Yukon Native Language Centre holds first graduation ceremony

The first graduation ceremony for the Yukon Native Language Centre took place in May. Photo: Sara Connors/APTN.


A graduation ceremony was held for students who are part of a program to help preserve First Nations languages in the Yukon.

The program, run through the Yukon Native Language Centre (YNLC) with money from various federal agencies, the CYFN and Simon Fraser University, supplied 14 trainees from each of the Yukon First Nation’s with training and video equipment to film fluent speakers, mainly elders, speaking their language.

”It was great,” says Paul Caeser, the trainee for Liard First Nation in Watson Lake, Yukon, whose citizens traditionally spoke the Kaska language.

“It brings a lot of activity to a community…I think it brings a lot of opportunities.”

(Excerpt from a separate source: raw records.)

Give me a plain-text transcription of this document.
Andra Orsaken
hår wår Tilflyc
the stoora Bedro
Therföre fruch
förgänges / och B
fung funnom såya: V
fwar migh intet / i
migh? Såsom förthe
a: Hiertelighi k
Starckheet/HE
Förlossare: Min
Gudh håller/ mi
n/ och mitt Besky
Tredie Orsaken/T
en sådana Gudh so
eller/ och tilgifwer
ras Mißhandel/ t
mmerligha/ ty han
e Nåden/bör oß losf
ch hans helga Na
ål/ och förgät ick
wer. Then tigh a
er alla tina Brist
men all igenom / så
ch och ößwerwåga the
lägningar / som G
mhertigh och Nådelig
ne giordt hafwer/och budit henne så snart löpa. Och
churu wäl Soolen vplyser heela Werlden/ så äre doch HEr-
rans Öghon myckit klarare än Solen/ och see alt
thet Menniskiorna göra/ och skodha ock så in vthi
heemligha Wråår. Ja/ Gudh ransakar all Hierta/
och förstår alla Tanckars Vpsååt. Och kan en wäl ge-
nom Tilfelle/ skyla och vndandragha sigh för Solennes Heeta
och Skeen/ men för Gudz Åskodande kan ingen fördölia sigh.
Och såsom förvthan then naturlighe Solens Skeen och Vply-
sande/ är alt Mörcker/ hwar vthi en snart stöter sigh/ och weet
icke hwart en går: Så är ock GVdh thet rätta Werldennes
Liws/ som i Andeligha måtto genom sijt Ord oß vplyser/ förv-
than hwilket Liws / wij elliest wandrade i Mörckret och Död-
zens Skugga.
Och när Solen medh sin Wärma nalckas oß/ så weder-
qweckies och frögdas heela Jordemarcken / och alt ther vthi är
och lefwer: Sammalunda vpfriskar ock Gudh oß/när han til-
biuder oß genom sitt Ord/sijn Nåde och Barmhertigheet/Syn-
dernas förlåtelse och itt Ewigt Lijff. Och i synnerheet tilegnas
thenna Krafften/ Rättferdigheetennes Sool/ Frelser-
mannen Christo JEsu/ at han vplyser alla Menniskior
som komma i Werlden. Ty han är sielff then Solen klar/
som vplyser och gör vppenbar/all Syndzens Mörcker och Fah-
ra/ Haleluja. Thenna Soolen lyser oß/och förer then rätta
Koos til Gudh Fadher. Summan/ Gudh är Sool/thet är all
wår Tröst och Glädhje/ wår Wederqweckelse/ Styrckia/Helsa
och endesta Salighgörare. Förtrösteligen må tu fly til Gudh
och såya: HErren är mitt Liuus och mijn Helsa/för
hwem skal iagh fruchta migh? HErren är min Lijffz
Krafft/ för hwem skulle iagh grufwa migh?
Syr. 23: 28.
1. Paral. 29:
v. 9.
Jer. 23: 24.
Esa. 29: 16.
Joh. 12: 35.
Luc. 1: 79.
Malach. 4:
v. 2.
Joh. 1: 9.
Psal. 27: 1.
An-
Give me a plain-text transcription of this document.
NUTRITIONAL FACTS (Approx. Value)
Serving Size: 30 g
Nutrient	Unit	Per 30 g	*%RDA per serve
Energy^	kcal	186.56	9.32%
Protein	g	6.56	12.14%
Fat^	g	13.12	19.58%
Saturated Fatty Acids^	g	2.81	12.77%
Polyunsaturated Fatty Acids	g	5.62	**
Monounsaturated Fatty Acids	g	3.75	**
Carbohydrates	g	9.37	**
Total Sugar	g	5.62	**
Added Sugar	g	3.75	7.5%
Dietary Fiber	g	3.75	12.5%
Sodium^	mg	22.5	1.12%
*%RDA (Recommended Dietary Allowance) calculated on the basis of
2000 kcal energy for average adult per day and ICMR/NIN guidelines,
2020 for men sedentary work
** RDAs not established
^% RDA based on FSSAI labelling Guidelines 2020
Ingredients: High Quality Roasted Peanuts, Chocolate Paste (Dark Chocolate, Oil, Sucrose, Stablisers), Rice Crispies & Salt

The program received $315,000 and the trainees created 79 short videos on many subjects including conversations between fluent speakers, traditional stories and personal histories which are now on the YNLC’s website. Recordings of sacred teachings are not available to the public.

Caeser says events would be held in Watson Lake for elders to participate in the videos.

“We asked them to record and they were happy to do it,” he tells APTN News. 

Last year Kaska speakers from the community of Ross River travelled to Watson Lake for a night of story telling.

Caeser says the stories and legends told moved him.

“I think that that night was one of the greatest of 2020,” he recalls. “The stories that they talked about have value within in them and it shows that people have very great respect for the culture.”

Caeser says the program also made him feel closer to his own culture.

“Going back over it I can understand a lot more of what is being said. I like hearing (the language), and it makes me happy when I hear people speak it.”

The way forward

Shirley Adamson is a Tagish elder and instructor for the YNLC. She says the language has very few speakers and is on the verge of extinction.

During her formative years, Adamson recalls elders spoke two to the languages; the language they were born into, the language they married into and the language of trade or business.

“Certainly now there is a lot of individuals who didn’t have the privilege I had of learning to speak from my mother, my grandmother and all the people in the community,” she says.

As the project focuses less on reading and writing and more on speaking and listening, she says it comes closest “to the way we all learned.”

“I think this is closest replication of what we can do for the students now.”

She’s hopeful more funding will be given to similar language projects.

“Learning (Indigenous) languages deserves the same kind of treatment from all of the governments as the official languages of Canada. It ensures anyone who wants an opportunity to learn the languages, those who have been denied the privilege of learning it.”